Tony Abbott has told Australia’s spy chief to “think again” about his analysis that people become terrorists because they adhere to a violent interpretation of Sunni Islam, not because they are refugees.
The former prime minister used an interview on 2GB on Wednesday afternoon to declare too many people “pussyfoot around the fact that just about every terrorist incident of recent times involves someone killing in the name of Islam”.
“We’ve had three terrorist attacks in Australia and all three of them involved either people claiming to be refugees or the children of refugees,” Abbott said. “I think that the Asio director really needs to think again on this issue.
“I don’t think public officials help the debate by denying the facts.”
The chief of the Australian Security and Intelligence Organisation, Duncan Lewis, has come under intense pressure from conservative commentators, including the News Corp columnist and Sky News broadcaster Andrew Bolt, after his response to questions from the One Nation leader, Pauline Hanson, on 26 May about whether there was a connection between terrorism and refugees.

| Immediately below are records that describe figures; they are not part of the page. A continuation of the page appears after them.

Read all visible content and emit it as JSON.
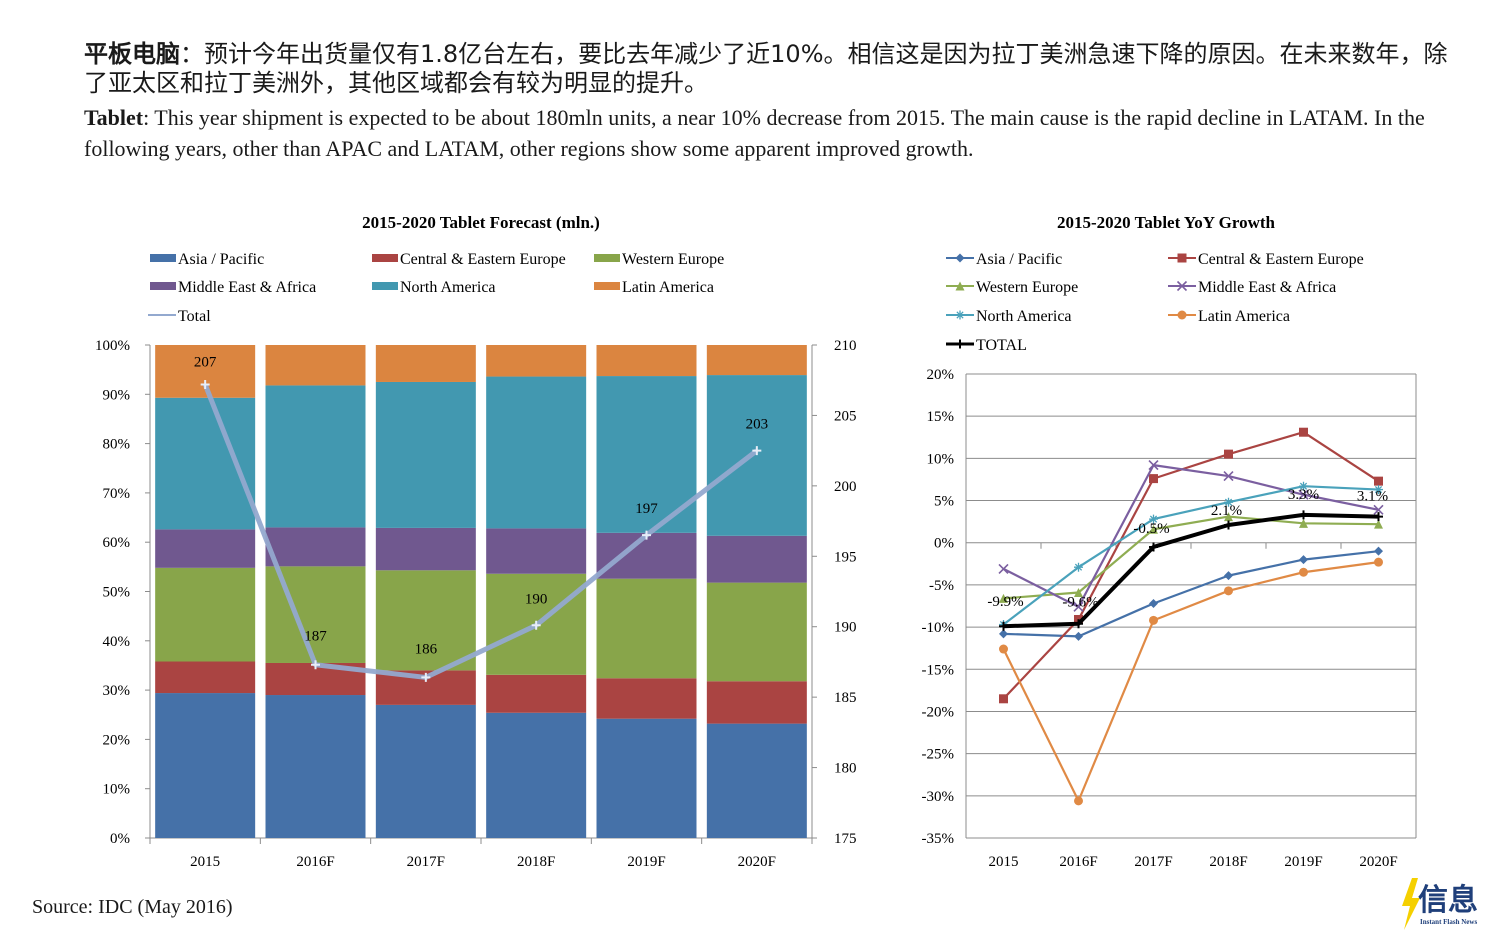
{
  "header": {
    "zh_bold": "平板电脑",
    "zh_text": "：预计今年出货量仅有1.8亿台左右，要比去年减少了近10%。相信这是因为拉丁美洲急速下降的原因。在未来数年，除了亚太区和拉丁美洲外，其他区域都会有较为明显的提升。",
    "en_bold": "Tablet",
    "en_text": ": This year shipment is expected to be about 180mln units, a near 10% decrease from 2015. The main cause is the rapid decline in LATAM. In the following years, other than APAC and LATAM, other regions show some apparent improved growth."
  },
  "source": "Source: IDC (May 2016)",
  "logo": {
    "text": "信息",
    "subtext": "Instant Flash News",
    "color": "#f5d000"
  },
  "chart_data": [
    {
      "type": "bar",
      "stacked": "percent",
      "title": "2015-2020 Tablet Forecast (mln.)",
      "categories": [
        "2015",
        "2016F",
        "2017F",
        "2018F",
        "2019F",
        "2020F"
      ],
      "y_axis": {
        "ticks": [
          "0%",
          "10%",
          "20%",
          "30%",
          "40%",
          "50%",
          "60%",
          "70%",
          "80%",
          "90%",
          "100%"
        ],
        "ylim": [
          0,
          100
        ]
      },
      "y2_axis": {
        "ticks": [
          "175",
          "180",
          "185",
          "190",
          "195",
          "200",
          "205",
          "210"
        ],
        "ylim": [
          175,
          210
        ]
      },
      "legend_position": "top",
      "series": [
        {
          "name": "Asia / Pacific",
          "color": "#4571a8",
          "values": [
            29.4,
            29.0,
            27.0,
            25.4,
            24.2,
            23.2
          ]
        },
        {
          "name": "Central & Eastern Europe",
          "color": "#aa4442",
          "values": [
            6.4,
            6.5,
            7.0,
            7.7,
            8.2,
            8.6
          ]
        },
        {
          "name": "Western Europe",
          "color": "#88a54a",
          "values": [
            19.0,
            19.6,
            20.3,
            20.5,
            20.2,
            20.0
          ]
        },
        {
          "name": "Middle East & Africa",
          "color": "#70588f",
          "values": [
            7.8,
            7.9,
            8.6,
            9.2,
            9.3,
            9.5
          ]
        },
        {
          "name": "North America",
          "color": "#4298b0",
          "values": [
            26.7,
            28.8,
            29.6,
            30.8,
            31.8,
            32.6
          ]
        },
        {
          "name": "Latin America",
          "color": "#db8540",
          "values": [
            10.7,
            8.2,
            7.5,
            6.4,
            6.3,
            6.1
          ]
        }
      ],
      "line_series": {
        "name": "Total",
        "color": "#93a9cf",
        "axis": "y2",
        "values": [
          207.2,
          187.3,
          186.4,
          190.1,
          196.5,
          202.5
        ],
        "labels": [
          "207",
          "187",
          "186",
          "190",
          "197",
          "203"
        ]
      }
    },
    {
      "type": "line",
      "title": "2015-2020 Tablet YoY Growth",
      "categories": [
        "2015",
        "2016F",
        "2017F",
        "2018F",
        "2019F",
        "2020F"
      ],
      "y_axis": {
        "ticks": [
          "-35%",
          "-30%",
          "-25%",
          "-20%",
          "-15%",
          "-10%",
          "-5%",
          "0%",
          "5%",
          "10%",
          "15%",
          "20%"
        ],
        "ylim": [
          -35,
          20
        ]
      },
      "legend_position": "top",
      "series": [
        {
          "name": "Asia / Pacific",
          "color": "#4571a8",
          "marker": "diamond",
          "values": [
            -10.8,
            -11.1,
            -7.2,
            -3.9,
            -2.0,
            -1.0
          ]
        },
        {
          "name": "Central & Eastern Europe",
          "color": "#aa4442",
          "marker": "square",
          "values": [
            -18.5,
            -9.1,
            7.6,
            10.5,
            13.1,
            7.3
          ]
        },
        {
          "name": "Western Europe",
          "color": "#8fad52",
          "marker": "triangle",
          "values": [
            -6.6,
            -5.9,
            1.6,
            3.1,
            2.3,
            2.2
          ]
        },
        {
          "name": "Middle East & Africa",
          "color": "#7b5fa0",
          "marker": "x",
          "values": [
            -3.1,
            -7.6,
            9.2,
            7.9,
            5.7,
            3.9
          ]
        },
        {
          "name": "North America",
          "color": "#4aa2bb",
          "marker": "star",
          "values": [
            -9.7,
            -2.9,
            2.8,
            4.8,
            6.7,
            6.3
          ]
        },
        {
          "name": "Latin America",
          "color": "#e08a45",
          "marker": "circle",
          "values": [
            -12.6,
            -30.6,
            -9.2,
            -5.7,
            -3.5,
            -2.3
          ]
        },
        {
          "name": "TOTAL",
          "color": "#000000",
          "marker": "plus",
          "bold": true,
          "values": [
            -9.9,
            -9.6,
            -0.5,
            2.1,
            3.3,
            3.1
          ],
          "labels": [
            "-9.9%",
            "-9.6%",
            "-0.5%",
            "2.1%",
            "3.3%",
            "3.1%"
          ]
        }
      ]
    }
  ]
}
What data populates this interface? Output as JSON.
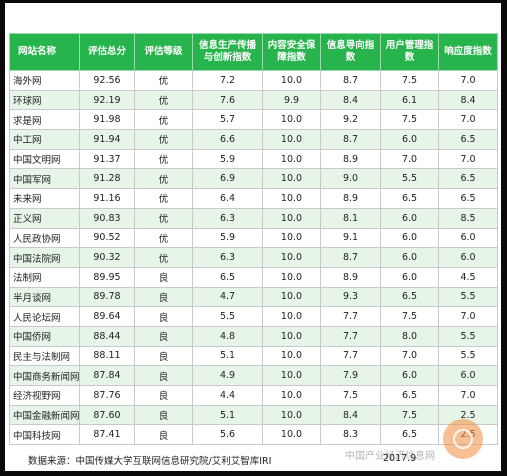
{
  "table": {
    "headers": [
      "网站名称",
      "评估总分",
      "评估等级",
      "信息生产传播与创新指数",
      "内容安全保障指数",
      "信息导向指数",
      "用户管理指数",
      "响应度指数"
    ],
    "rows": [
      [
        "海外网",
        "92.56",
        "优",
        "7.2",
        "10.0",
        "8.7",
        "7.5",
        "7.0"
      ],
      [
        "环球网",
        "92.19",
        "优",
        "7.6",
        "9.9",
        "8.4",
        "6.1",
        "8.4"
      ],
      [
        "求是网",
        "91.98",
        "优",
        "5.7",
        "10.0",
        "9.2",
        "7.5",
        "7.0"
      ],
      [
        "中工网",
        "91.94",
        "优",
        "6.6",
        "10.0",
        "8.7",
        "6.0",
        "6.5"
      ],
      [
        "中国文明网",
        "91.37",
        "优",
        "5.9",
        "10.0",
        "8.9",
        "7.0",
        "7.0"
      ],
      [
        "中国军网",
        "91.28",
        "优",
        "6.9",
        "10.0",
        "9.0",
        "5.5",
        "6.5"
      ],
      [
        "未来网",
        "91.16",
        "优",
        "6.4",
        "10.0",
        "8.9",
        "6.5",
        "6.5"
      ],
      [
        "正义网",
        "90.83",
        "优",
        "6.3",
        "10.0",
        "8.1",
        "6.0",
        "8.5"
      ],
      [
        "人民政协网",
        "90.52",
        "优",
        "5.9",
        "10.0",
        "9.1",
        "6.0",
        "6.0"
      ],
      [
        "中国法院网",
        "90.32",
        "优",
        "6.3",
        "10.0",
        "8.7",
        "6.0",
        "6.0"
      ],
      [
        "法制网",
        "89.95",
        "良",
        "6.5",
        "10.0",
        "8.9",
        "6.0",
        "4.5"
      ],
      [
        "半月谈网",
        "89.78",
        "良",
        "4.7",
        "10.0",
        "9.3",
        "6.5",
        "5.5"
      ],
      [
        "人民论坛网",
        "89.64",
        "良",
        "5.5",
        "10.0",
        "7.7",
        "7.5",
        "7.0"
      ],
      [
        "中国侨网",
        "88.44",
        "良",
        "4.8",
        "10.0",
        "7.7",
        "8.0",
        "5.5"
      ],
      [
        "民主与法制网",
        "88.11",
        "良",
        "5.1",
        "10.0",
        "7.7",
        "7.0",
        "5.5"
      ],
      [
        "中国商务新闻网",
        "87.84",
        "良",
        "4.9",
        "10.0",
        "7.9",
        "6.0",
        "6.0"
      ],
      [
        "经济视野网",
        "87.76",
        "良",
        "4.4",
        "10.0",
        "7.5",
        "6.5",
        "7.0"
      ],
      [
        "中国金融新闻网",
        "87.60",
        "良",
        "5.1",
        "10.0",
        "8.4",
        "7.5",
        "2.5"
      ],
      [
        "中国科技网",
        "87.41",
        "良",
        "5.6",
        "10.0",
        "8.3",
        "6.5",
        "2.5"
      ]
    ]
  },
  "footer": {
    "source": "数据来源：中国传媒大学互联网信息研究院/艾利艾智库IRI",
    "date": "2017.9"
  },
  "watermark": {
    "text": "中国产业经济信息网"
  }
}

The Asio chief told Hanson at Senate estimates last week he had no evidence of any connection. He said the source of terrorism wasn’t Australia’s refugee program but “radical Sunni Islam”.
With Bolt and Hanson campaigning, Lewis made himself available for a rare public interview with the ABC on Wednesday morning.
Lewis stood by the evidence he gave last week but provided some more context.
“We have had tens of thousands of refugees come to Australia over the last decade or so and a very few of them have become subjects of interest for Asio and have been involved in terrorist planning,” the Asio chief said.
“I’m not denying that. I’ve not said that there are no terrorists who have not been refugees or who have not been the sons and daughters of refugees born in this country.
“But the context is very important. The reason they are terrorists is not because they are refugees but because of the violent, extremist interpretation of Sunni Islam that they have adopted.”
Lewis said sons and daughters of refugees were “in the group that have resorted to radicalisation but I think it is very wrong to say that it is because of their refugee status”.
“They are radicalised for different reasons,” he said.
His observations were backed up on Wednesday by the Australian federal police commissioner, Andrew Colvin.
Colvin told the National Press Club: “The challenge that we’re dealing with is, by and large, a radical interpretation of Sunni Islam.”
The AFP commissioner said he was concerned about a tendency in Australia to reduce the conversation about terrorism to “absolutes.”
“The world we live in, the world that Asio lives in, is far more nuanced than that,” Colvin said.
Abbott, however, suggested there was no place for nuance in the debate. “Islam has to face up to this,” he said. “We can’t make excuses for this evil. It has no place in the modern world.”